Stem cell differentiation with consistent lineage commitment induced by a flash of ultrafast-laser activation in vitro and in vivo

Recent technological advancements on stem cell differentiation induction have been making great progress in stem cell research, regenerative medicine, and therapeutic applications. However, the risk of off-target differentiation limits the wide application of stem cell therapy strategies. Here, we report a non-invasive all-optical strategy to induce stem cell differentiation in vitro and in vivo that activates individual target stem cells in situ by delivering a transient 100-ms irradiation of a tightly focused femtosecond laser to a submicron cytoplasmic region of primary adipose-derived stem cells (ADSCs). The ADSCs differentiate to osteoblasts with stable lineage commitment that cannot further transdifferentiate because of simultaneous initiation of multiple signaling pathways through specific Ca2+ kinetic patterns. This method can work in vivo to direct mouse cerebellar granule neuron progenitors to granule neurons in intact mouse cerebellums through the skull.
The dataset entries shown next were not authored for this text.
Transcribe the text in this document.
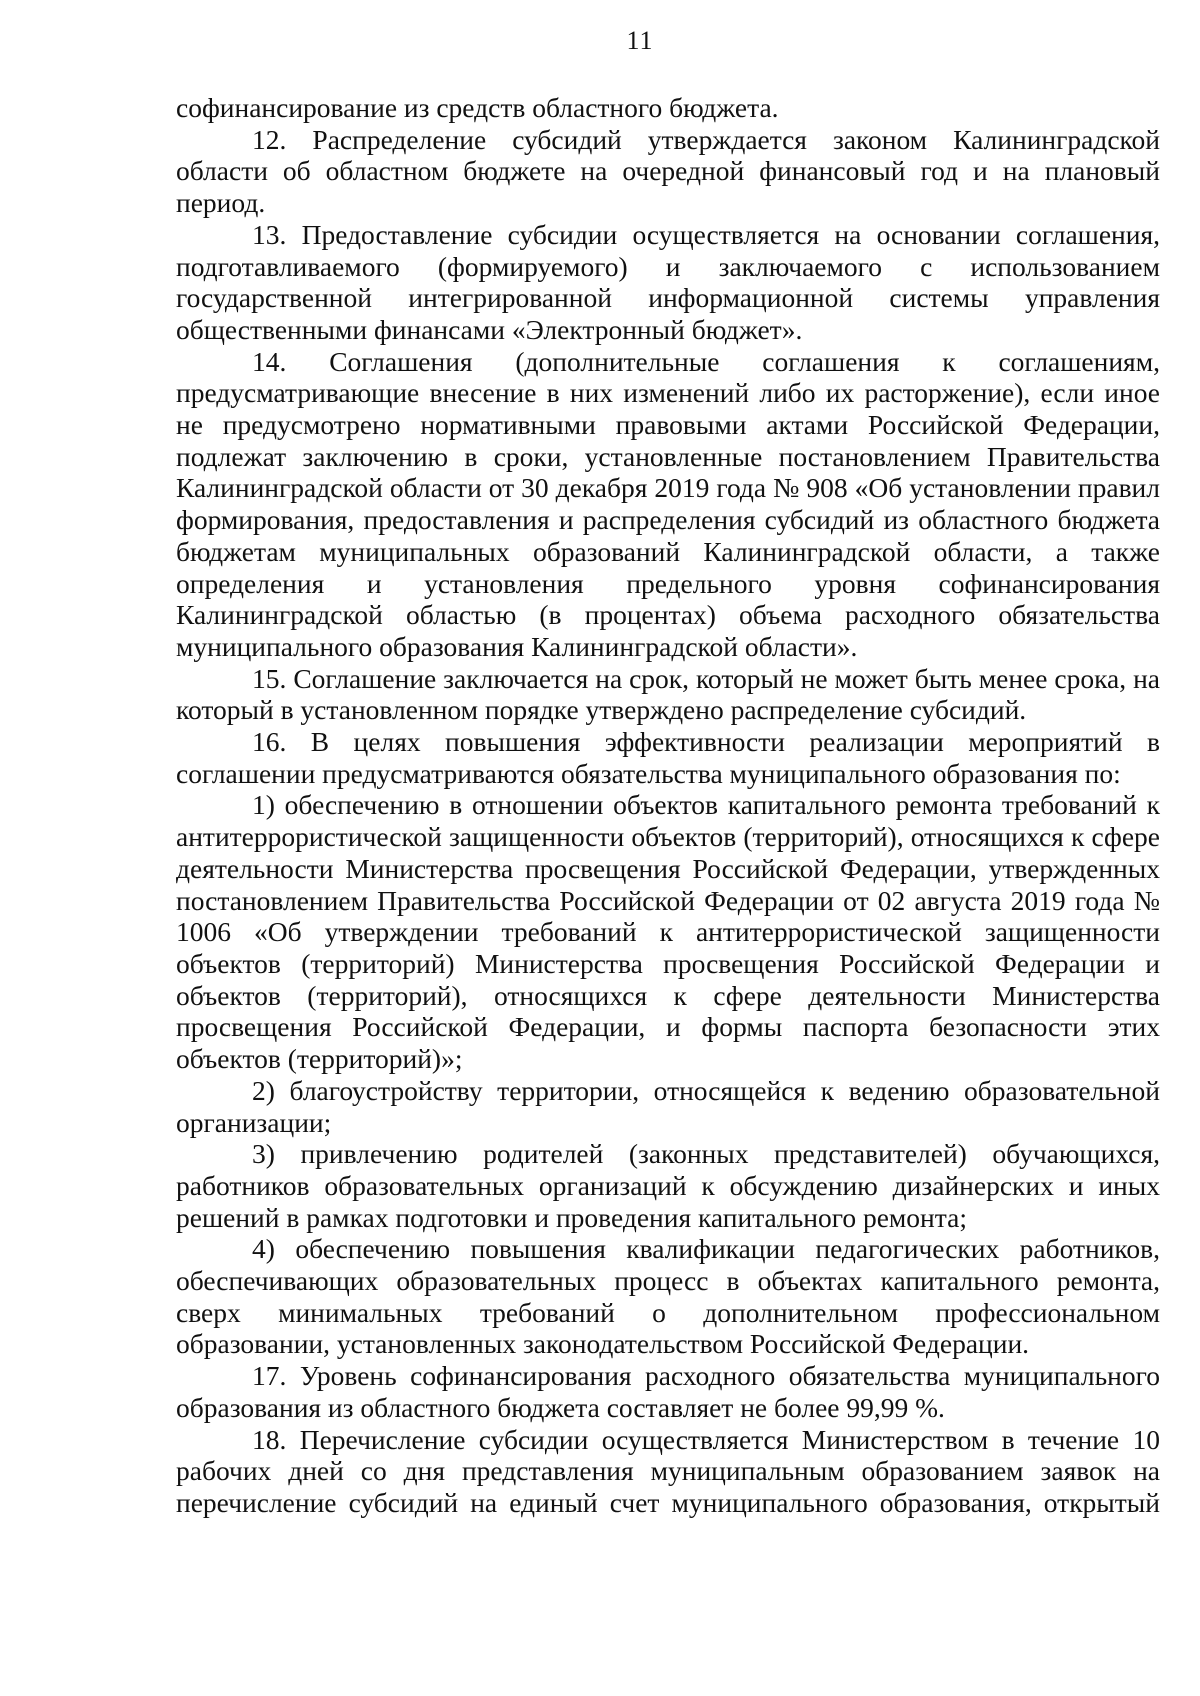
11

софинансирование из средств областного бюджета.

12. Распределение субсидий утверждается законом Калининградской области об областном бюджете на очередной финансовый год и на плановый период.

13. Предоставление субсидии осуществляется на основании соглашения, подготавливаемого (формируемого) и заключаемого с использованием государственной интегрированной информационной системы управления общественными финансами «Электронный бюджет».

14. Соглашения (дополнительные соглашения к соглашениям, предусматривающие внесение в них изменений либо их расторжение), если иное не предусмотрено нормативными правовыми актами Российской Федерации, подлежат заключению в сроки, установленные постановлением Правительства Калининградской области от 30 декабря 2019 года № 908 «Об установлении правил формирования, предоставления и распределения субсидий из областного бюджета бюджетам муниципальных образований Калининградской области, а также определения и установления предельного уровня софинансирования Калининградской областью (в процентах) объема расходного обязательства муниципального образования Калининградской области».

15. Соглашение заключается на срок, который не может быть менее срока, на который в установленном порядке утверждено распределение субсидий.

16. В целях повышения эффективности реализации мероприятий в соглашении предусматриваются обязательства муниципального образования по:

1) обеспечению в отношении объектов капитального ремонта требований к антитеррористической защищенности объектов (территорий), относящихся к сфере деятельности Министерства просвещения Российской Федерации, утвержденных постановлением Правительства Российской Федерации от 02 августа 2019 года № 1006 «Об утверждении требований к антитеррористической защищенности объектов (территорий) Министерства просвещения Российской Федерации и объектов (территорий), относящихся к сфере деятельности Министерства просвещения Российской Федерации, и формы паспорта безопасности этих объектов (территорий)»;

2) благоустройству территории, относящейся к ведению образовательной организации;

3) привлечению родителей (законных представителей) обучающихся, работников образовательных организаций к обсуждению дизайнерских и иных решений в рамках подготовки и проведения капитального ремонта;

4) обеспечению повышения квалификации педагогических работников, обеспечивающих образовательных процесс в объектах капитального ремонта, сверх минимальных требований о дополнительном профессиональном образовании, установленных законодательством Российской Федерации.

17. Уровень софинансирования расходного обязательства муниципального образования из областного бюджета составляет не более 99,99 %.

18. Перечисление субсидии осуществляется Министерством в течение 10 рабочих дней со дня представления муниципальным образованием заявок на перечисление субсидий на единый счет муниципального образования, открытый
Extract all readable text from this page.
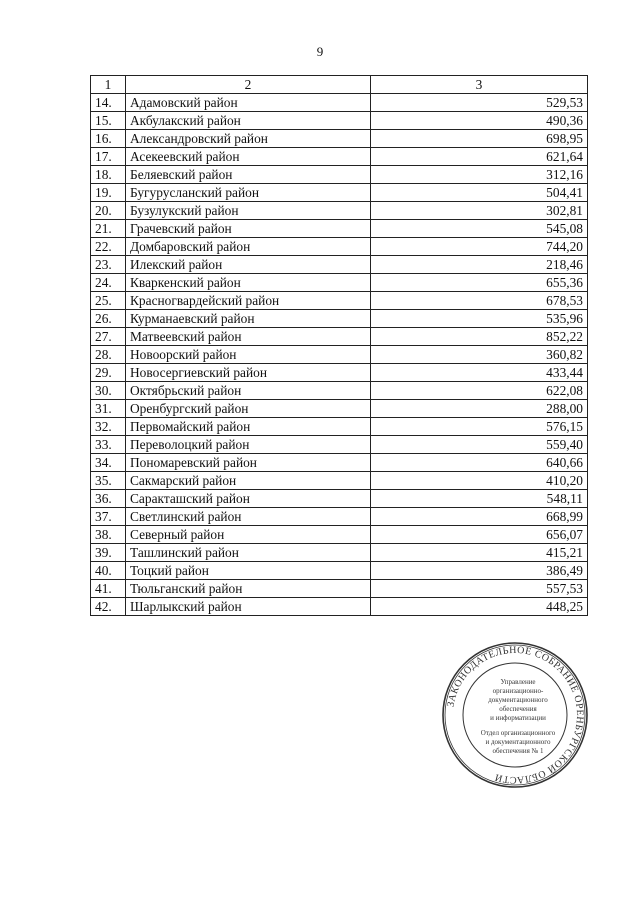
9
1	2	3
14.	Адамовский район	529,53
15.	Акбулакский район	490,36
16.	Александровский район	698,95
17.	Асекеевский район	621,64
18.	Беляевский район	312,16
19.	Бугурусланский район	504,41
20.	Бузулукский район	302,81
21.	Грачевский район	545,08
22.	Домбаровский район	744,20
23.	Илекский район	218,46
24.	Кваркенский район	655,36
25.	Красногвардейский район	678,53
26.	Курманаевский район	535,96
27.	Матвеевский район	852,22
28.	Новоорский район	360,82
29.	Новосергиевский район	433,44
30.	Октябрьский район	622,08
31.	Оренбургский район	288,00
32.	Первомайский район	576,15
33.	Переволоцкий район	559,40
34.	Пономаревский район	640,66
35.	Сакмарский район	410,20
36.	Саракташский район	548,11
37.	Светлинский район	668,99
38.	Северный район	656,07
39.	Ташлинский район	415,21
40.	Тоцкий район	386,49
41.	Тюльганский район	557,53
42.	Шарлыкский район	448,25
ЗАКОНОДАТЕЛЬНОЕ СОБРАНИЕ ОРЕНБУРГСКОЙ ОБЛАСТИ
Управление
организационно-
документационного
обеспечения
и информатизации
Отдел организационного
и документационного
обеспечения № 1
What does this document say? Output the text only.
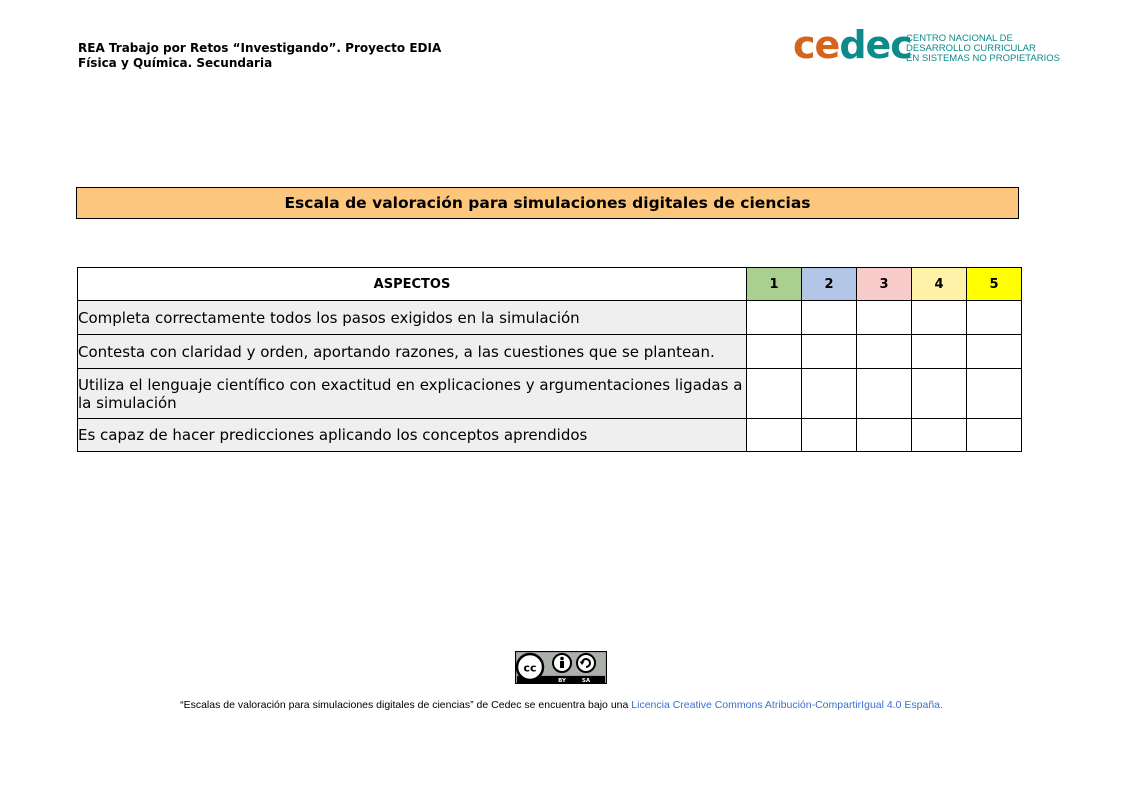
REA Trabajo por Retos “Investigando”. Proyecto EDIA
Física y Química. Secundaria	cedec
CENTRO NACIONAL DE
DESARROLLO CURRICULAR
EN SISTEMAS NO PROPIETARIOS
Escala de valoración para simulaciones digitales de ciencias
ASPECTOS	1	2	3	4	5
Completa correctamente todos los pasos exigidos en la simulación					
Contesta con claridad y orden, aportando razones, a las cuestiones que se plantean.					
Utiliza el lenguaje científico con exactitud en explicaciones y argumentaciones ligadas a la simulación					
Es capaz de hacer predicciones aplicando los conceptos aprendidos					
cc
BY	SA
“Escalas de valoración para simulaciones digitales de ciencias” de Cedec se encuentra bajo una Licencia Creative Commons Atribución-CompartirIgual 4.0 España.
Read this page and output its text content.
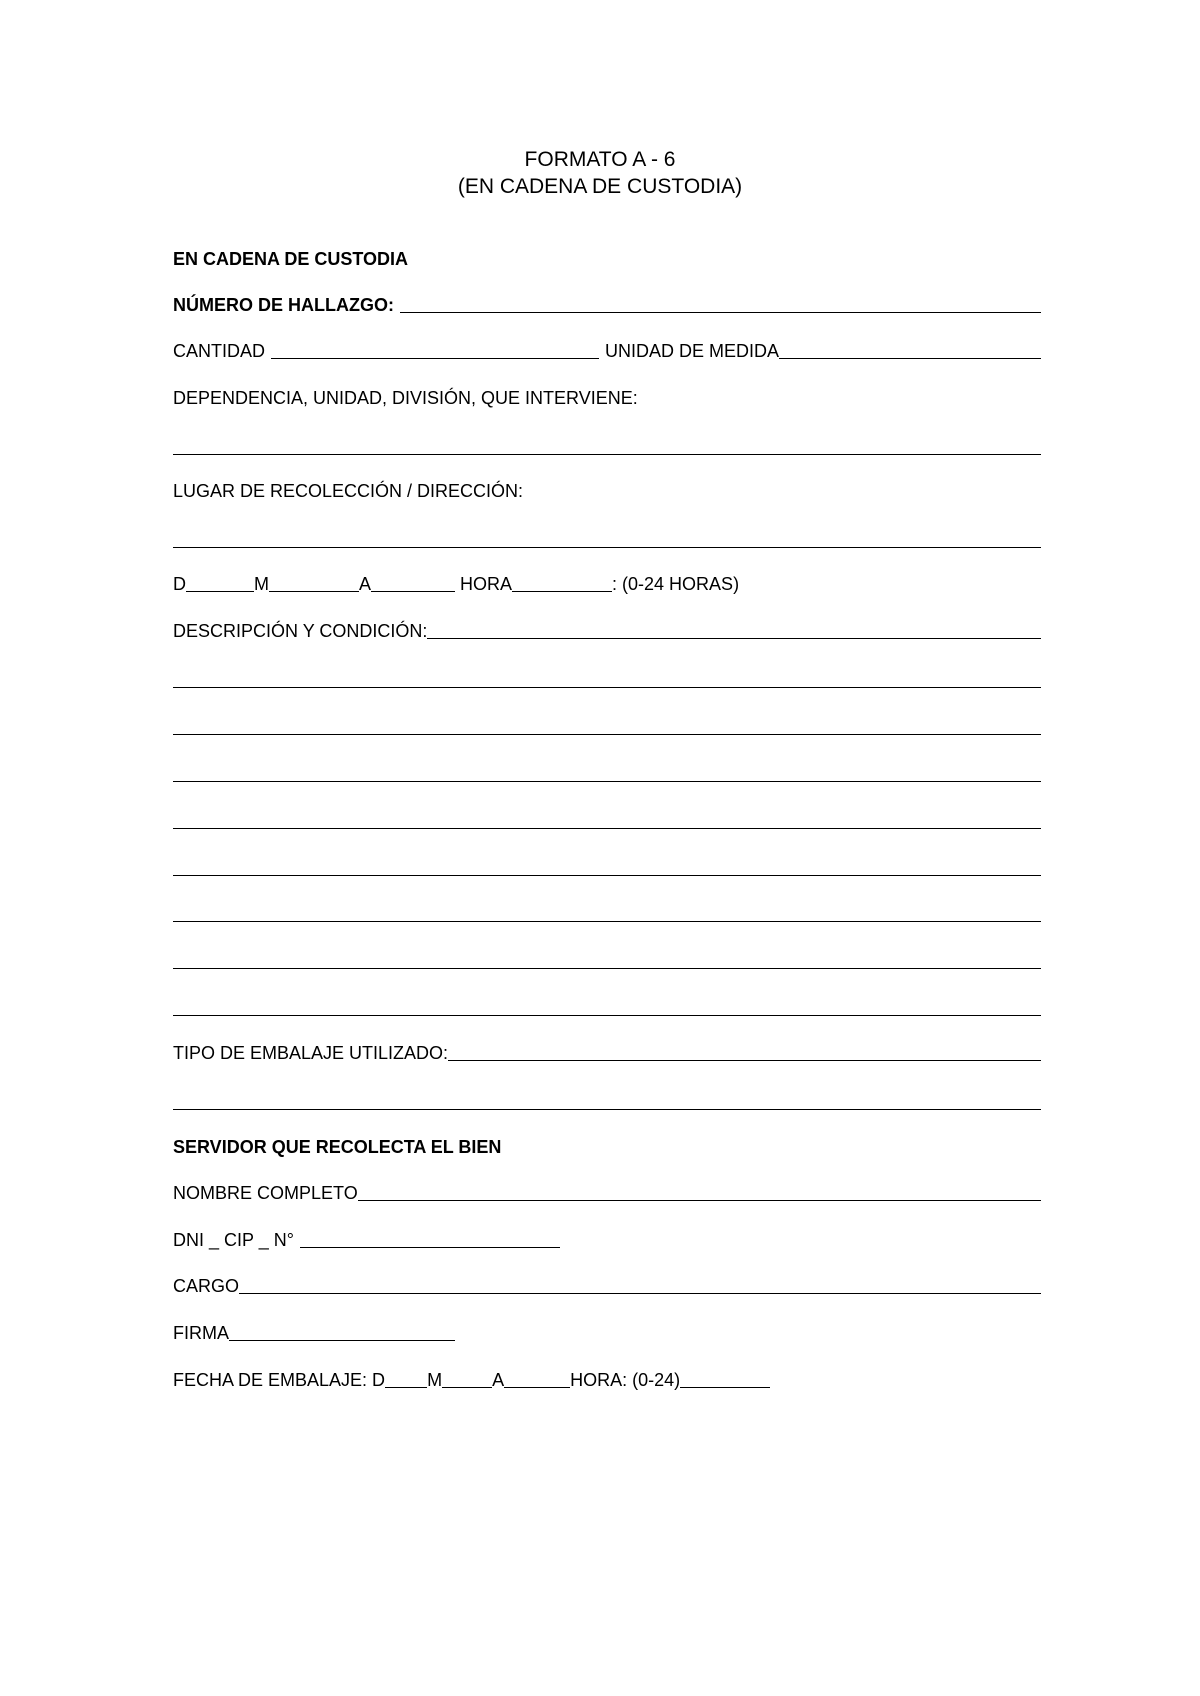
FORMATO A - 6

(EN CADENA DE CUSTODIA)

EN CADENA DE CUSTODIA
NÚMERO DE HALLAZGO:
CANTIDAD	UNIDAD DE MEDIDA
DEPENDENCIA, UNIDAD, DIVISIÓN, QUE INTERVIENE:
LUGAR DE RECOLECCIÓN / DIRECCIÓN:
D	M	A	HORA	: (0-24 HORAS)
DESCRIPCIÓN Y CONDICIÓN:
TIPO DE EMBALAJE UTILIZADO:
SERVIDOR QUE RECOLECTA EL BIEN
NOMBRE COMPLETO
DNI _ CIP _ N°
CARGO
FIRMA
FECHA DE EMBALAJE: D M	A	HORA: (0-24)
Hence, this optical method without any genetic manipulations or exogenous biomaterials holds promising potential in biomedical research and cell-based therapies. [Display omitted] •A transient 100-ms non-invasive photoactivation induces stem cell differentiation•Differentiated ADSCs are stable and cannot transdifferentiate further•This non-invasive method works in vivo in intact cerebellums through skull•Simultaneous activation of multiple signaling pathways work for lineage commitment Tang et al. report an all-optical technology to induce stem cell differentiation by introducing a transient 100-ms photoactivation of a tightly focused femtosecond laser to individual stem cells. This non-invasive method can induce stable differentiation of adipose-derived stem cells in vitro and granule neuron progenitors in intact cerebellums of mice in vivo.